The Bottom Line Staff Report
When University of California President Janet Napolitano announced on Oct. 26 the opening of The National Center for Free Speech and Civic Engagement at the UC Washington Center in Washington, D.C., the message was simple — that the United States First Amendment is of “critical importance to American democracy.”
Over the past couple of years at UC Santa Barbara, the subject has been of huge significance to student life, extending all the way to the administration.
“Cognizant of both the enduring constitutional principles of free speech and the nature of our changing times,” Napolitano wrote in an op-ed published in SFGate, “the center and its roster of fellows will focus on addressing whether and how students’ relationship to the First Amendment has fundamentally shifted from the 1960s — and how to restore trust in the value and importance of free speech among students and society at large.”
It has been a turbulent time for free speech on campuses, the UC Office of the President said in a press release.
“The issue of free speech has roiled colleges and universities nationwide, including UC campuses, with incidents of violence, intolerance, and attempted speech suppression,” the release reads.
In response, Napolitano said, the center will establish a “concerted educational, research and advocacy effort” aimed toward protecting First Amendment rights on campus.
The center will also establish a fellowship program “that will draw from leading public policy thinkers, legal scholars, social scientists, journalists, and others,” the release reads. Fellows involved in the program will investigate college students’ views on free speech.
“It’s a mystery box as of now,” Dominick DiCesare, former President of UCSB Young Americans for Liberty and fourth year computer science major, told The Bottom Line in a written message. The center may be a productive step toward affirming free speech on campuses nationwide, he said, or it could lead to an epidemic of misidentifying portions of language as hate speech.
“We shouldn’t need something like this: it’s written into the Constitution that our rights to freedom of speech shall not be infringed,” DiCesare said. If the center doesn’t actually take steps to protect speech at universities, he said, it will amount to nothing more than an “empty gesture from aging politicians.”
DiCesare’s skepticism comes in during a relatively stable era of free speech angst at UCSB. But all throughout 2016, students and administrators struggled to find a line to draw in the sand.
UCSB alum Jason Garshfield, a free speech activist, said he is disappointed the UC took so long, citing violent protests “more characteristic of third-world nations than of the United States.”
In January, a planned speech by ultra-conservative personality Milo Yiannopoulos at UC Berkeley was canceled after a protest of the event turned violent.
“If they had listened to the voices, myself included, which were warning about the campus free speech problem two or three years ago, this might not have been necessary,” Garshfield said in a written message to The Bottom Line.
While Garshfield was still a student in Jan. 2016, he sponsored an Associated Students Senate resolution to affirm A.S.’s commitment to protecting free speech on campuses.

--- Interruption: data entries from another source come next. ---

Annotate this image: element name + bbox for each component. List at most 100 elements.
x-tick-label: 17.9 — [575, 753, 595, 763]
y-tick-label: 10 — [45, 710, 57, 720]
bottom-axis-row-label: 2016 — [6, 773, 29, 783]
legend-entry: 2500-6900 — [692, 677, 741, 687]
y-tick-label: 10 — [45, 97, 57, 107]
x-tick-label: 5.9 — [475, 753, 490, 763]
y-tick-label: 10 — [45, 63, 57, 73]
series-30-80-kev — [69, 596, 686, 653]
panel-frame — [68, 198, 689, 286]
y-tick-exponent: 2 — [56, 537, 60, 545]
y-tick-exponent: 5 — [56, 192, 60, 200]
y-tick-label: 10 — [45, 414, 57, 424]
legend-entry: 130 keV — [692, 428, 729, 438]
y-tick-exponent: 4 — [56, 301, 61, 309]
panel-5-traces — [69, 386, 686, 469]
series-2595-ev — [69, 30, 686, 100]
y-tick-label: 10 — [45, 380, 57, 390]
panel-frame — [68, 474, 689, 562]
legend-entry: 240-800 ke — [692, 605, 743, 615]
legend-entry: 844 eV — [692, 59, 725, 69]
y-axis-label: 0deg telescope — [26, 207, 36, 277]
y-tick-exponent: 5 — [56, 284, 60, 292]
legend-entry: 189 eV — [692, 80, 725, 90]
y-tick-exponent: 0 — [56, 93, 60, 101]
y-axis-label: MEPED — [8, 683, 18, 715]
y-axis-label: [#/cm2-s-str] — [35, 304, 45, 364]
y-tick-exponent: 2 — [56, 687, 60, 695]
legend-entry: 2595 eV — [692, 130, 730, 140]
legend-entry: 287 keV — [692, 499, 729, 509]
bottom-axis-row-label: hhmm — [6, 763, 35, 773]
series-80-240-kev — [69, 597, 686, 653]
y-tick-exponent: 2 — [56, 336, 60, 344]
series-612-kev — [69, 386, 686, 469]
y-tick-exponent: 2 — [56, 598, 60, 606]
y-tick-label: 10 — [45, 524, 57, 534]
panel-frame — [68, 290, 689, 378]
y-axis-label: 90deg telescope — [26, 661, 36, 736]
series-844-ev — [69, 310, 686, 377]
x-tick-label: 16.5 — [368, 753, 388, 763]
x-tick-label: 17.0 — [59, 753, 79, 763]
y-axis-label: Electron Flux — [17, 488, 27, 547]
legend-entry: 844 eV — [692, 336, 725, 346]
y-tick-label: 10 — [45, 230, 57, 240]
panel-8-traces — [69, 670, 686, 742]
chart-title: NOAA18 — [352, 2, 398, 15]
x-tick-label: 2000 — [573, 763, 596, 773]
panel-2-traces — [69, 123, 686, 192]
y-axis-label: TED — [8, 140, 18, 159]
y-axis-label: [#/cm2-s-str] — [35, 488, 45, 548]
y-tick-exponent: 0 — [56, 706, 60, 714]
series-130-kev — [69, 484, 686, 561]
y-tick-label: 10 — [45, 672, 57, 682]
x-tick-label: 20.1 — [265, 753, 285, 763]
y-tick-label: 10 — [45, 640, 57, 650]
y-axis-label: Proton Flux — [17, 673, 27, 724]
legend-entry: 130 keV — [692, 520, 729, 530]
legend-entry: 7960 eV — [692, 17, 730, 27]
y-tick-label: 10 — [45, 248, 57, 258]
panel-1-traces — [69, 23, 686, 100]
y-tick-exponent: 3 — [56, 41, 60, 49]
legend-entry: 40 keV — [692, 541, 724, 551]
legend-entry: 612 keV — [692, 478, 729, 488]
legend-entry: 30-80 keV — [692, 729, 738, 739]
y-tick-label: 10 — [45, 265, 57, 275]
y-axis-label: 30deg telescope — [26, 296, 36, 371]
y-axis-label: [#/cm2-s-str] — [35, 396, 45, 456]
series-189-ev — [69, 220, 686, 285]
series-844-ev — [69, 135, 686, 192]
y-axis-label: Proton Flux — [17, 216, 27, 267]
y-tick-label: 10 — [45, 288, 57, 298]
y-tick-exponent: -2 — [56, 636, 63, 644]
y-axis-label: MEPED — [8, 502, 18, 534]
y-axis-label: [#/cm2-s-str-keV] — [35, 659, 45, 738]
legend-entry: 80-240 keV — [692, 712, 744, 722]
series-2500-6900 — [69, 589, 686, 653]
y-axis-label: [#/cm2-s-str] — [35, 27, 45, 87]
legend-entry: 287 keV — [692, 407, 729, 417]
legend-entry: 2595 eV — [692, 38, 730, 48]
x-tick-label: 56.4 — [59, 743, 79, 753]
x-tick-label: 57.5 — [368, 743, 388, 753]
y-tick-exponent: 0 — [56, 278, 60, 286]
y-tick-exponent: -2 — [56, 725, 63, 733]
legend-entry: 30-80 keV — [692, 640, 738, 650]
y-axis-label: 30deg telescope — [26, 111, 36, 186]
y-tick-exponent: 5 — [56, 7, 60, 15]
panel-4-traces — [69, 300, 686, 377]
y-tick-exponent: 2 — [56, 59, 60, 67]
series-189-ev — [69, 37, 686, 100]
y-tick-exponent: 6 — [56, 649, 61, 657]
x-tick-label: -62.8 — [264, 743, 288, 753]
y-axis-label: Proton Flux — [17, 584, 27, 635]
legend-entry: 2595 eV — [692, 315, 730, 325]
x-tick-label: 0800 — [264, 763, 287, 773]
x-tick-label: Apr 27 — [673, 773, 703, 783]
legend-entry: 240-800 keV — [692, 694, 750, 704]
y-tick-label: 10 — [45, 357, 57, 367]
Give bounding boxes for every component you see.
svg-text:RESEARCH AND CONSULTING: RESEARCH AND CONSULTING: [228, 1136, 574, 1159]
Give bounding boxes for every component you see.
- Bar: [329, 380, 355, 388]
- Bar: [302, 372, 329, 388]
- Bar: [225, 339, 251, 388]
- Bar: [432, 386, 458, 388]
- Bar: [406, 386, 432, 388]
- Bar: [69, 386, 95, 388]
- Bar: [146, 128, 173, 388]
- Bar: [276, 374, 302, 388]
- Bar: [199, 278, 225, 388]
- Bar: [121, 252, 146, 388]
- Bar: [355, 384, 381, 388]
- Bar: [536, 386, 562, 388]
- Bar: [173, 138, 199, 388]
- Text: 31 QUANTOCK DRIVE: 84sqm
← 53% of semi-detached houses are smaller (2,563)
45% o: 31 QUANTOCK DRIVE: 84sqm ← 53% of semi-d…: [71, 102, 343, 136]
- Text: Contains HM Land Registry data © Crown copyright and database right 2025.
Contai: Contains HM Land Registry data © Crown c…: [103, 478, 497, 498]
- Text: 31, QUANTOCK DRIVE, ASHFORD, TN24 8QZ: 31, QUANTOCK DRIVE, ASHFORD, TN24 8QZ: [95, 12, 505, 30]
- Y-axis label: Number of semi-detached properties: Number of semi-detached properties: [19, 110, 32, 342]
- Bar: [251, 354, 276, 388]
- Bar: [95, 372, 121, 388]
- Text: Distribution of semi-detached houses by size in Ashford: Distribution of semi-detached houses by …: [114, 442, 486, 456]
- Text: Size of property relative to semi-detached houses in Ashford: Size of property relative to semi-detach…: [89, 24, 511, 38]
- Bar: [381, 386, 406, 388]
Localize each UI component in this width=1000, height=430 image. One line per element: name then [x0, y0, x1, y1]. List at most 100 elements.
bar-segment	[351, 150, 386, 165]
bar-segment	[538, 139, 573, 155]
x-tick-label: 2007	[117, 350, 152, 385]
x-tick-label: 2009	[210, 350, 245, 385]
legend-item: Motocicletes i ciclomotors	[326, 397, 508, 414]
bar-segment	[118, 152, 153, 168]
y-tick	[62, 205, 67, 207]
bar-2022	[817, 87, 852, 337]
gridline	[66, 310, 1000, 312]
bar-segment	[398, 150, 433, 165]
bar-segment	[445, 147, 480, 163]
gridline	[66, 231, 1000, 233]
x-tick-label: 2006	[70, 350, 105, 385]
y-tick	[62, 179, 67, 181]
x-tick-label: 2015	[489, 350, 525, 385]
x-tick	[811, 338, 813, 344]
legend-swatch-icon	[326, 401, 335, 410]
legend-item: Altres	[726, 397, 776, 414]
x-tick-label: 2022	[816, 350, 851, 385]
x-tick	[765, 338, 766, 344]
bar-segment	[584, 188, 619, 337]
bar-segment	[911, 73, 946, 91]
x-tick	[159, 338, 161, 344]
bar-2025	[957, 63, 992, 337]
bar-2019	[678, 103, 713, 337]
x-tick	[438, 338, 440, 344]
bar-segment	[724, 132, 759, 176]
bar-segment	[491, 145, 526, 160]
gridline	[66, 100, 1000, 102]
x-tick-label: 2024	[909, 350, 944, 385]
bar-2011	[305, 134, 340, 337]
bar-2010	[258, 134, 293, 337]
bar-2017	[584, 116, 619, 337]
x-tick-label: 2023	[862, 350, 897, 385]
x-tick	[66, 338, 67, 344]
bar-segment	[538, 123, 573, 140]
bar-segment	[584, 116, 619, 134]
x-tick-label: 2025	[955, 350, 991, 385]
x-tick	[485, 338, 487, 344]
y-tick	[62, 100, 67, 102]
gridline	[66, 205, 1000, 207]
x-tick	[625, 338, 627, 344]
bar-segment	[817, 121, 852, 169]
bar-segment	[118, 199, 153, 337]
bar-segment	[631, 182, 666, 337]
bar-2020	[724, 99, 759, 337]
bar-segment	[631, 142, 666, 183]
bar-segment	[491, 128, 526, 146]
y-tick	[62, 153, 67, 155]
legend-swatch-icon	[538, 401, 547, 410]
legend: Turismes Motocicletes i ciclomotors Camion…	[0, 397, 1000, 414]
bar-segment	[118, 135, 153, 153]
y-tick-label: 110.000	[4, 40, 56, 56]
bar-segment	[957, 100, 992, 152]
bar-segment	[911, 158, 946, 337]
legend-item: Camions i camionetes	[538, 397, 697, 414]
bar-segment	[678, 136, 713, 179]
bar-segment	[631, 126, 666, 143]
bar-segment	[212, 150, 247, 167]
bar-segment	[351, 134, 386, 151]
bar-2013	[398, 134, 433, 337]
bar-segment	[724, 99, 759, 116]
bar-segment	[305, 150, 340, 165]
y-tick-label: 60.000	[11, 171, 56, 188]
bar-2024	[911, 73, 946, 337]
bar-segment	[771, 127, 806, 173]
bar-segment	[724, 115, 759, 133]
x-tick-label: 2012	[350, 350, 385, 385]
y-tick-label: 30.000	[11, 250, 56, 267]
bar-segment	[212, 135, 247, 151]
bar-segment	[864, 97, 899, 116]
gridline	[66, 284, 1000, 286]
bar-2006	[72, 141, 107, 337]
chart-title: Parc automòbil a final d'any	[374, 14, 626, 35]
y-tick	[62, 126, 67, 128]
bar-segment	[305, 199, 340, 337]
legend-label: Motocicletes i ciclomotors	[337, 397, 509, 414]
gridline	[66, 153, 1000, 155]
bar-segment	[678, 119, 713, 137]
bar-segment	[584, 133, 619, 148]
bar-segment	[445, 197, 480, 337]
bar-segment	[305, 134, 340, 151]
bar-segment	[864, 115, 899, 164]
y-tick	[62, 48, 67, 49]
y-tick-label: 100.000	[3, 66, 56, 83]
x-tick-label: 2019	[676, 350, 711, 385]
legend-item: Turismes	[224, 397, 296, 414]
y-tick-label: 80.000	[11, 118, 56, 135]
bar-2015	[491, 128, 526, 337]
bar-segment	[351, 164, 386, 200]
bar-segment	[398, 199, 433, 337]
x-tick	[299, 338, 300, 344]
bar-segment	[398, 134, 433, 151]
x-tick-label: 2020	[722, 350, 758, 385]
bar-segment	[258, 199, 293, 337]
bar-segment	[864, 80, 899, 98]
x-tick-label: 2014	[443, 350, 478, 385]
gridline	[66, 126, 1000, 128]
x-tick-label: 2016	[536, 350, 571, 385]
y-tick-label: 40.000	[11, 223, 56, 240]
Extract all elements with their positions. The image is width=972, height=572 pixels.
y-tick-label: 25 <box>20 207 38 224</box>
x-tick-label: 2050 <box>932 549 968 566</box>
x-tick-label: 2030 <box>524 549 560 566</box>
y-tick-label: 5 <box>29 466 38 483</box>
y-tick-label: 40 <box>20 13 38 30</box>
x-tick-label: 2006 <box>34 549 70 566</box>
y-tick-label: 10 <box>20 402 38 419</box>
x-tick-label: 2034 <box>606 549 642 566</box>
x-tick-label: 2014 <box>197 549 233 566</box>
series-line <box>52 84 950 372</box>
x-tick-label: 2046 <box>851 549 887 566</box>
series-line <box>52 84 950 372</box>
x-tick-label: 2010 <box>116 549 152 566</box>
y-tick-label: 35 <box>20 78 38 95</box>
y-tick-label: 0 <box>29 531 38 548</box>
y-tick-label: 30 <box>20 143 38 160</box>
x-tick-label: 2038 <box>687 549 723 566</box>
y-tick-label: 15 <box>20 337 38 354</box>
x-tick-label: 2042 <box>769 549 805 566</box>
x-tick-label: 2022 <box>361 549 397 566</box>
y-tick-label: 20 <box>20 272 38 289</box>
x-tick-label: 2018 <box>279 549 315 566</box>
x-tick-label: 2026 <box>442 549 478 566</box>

The Senate passed the resolution unanimously.
But the matter would not quickly go away. In April of that year, UCSB students awoke one morning to find their campus covered in chalk.
The statements scrawled on the floor and in front of lecture halls included: “Black Lies Matter;” “sodomy = AIDS, repent;” “deport them all, build a wall, but save the tacos.”
The reaction was swift — just days later, students incorporated the overwhelming opposition to the chalkings into a second incarnation of the Million Student March. Meanwhile, both Chancellor Henry T. Yang and Vice Chancellor of Student Affairs Margaret Klawunn would speak publicly, with the latter strongly condemning the messages as sexist, homophobic, racist, and transphobic.
The source of the messages is still not publicly known, but in November, tensions over free speech came to a much more visible head when student organization College Republicans asked the A.S. Finance and Business Committee to provide the club $5,000 to bring conservative speaker Ben Shapiro to campus. The committee granted the request, and the A.S. Senate backed the decision, but not before groups of students urged the Senate to reconsider, citing concerns for the mental, emotional, and physical safety of Black students on campus.
The main tipping point for their concerns was Shapiro’s repertoire of controversial conservative views and the original title for the event — “Prejudice, Lies and Divided People: The Legacy of #BlackLivesMatter.”
A year later, the rubble at UCSB has mostly settled. With the building of the new free speech center, the UC has issued a stance on the matter of the First Amendment.
Napolitano wrote in the op-ed, “The time has come to explore in a thoughtful, deliberative way the state of free speech at our nation’s colleges and universities, students’ once and future relationship with the First Amendment, and what tomorrow holds for engaging people in our democracy.”
Shomik Mukherjee and Arturo Samaniego contributed reporting.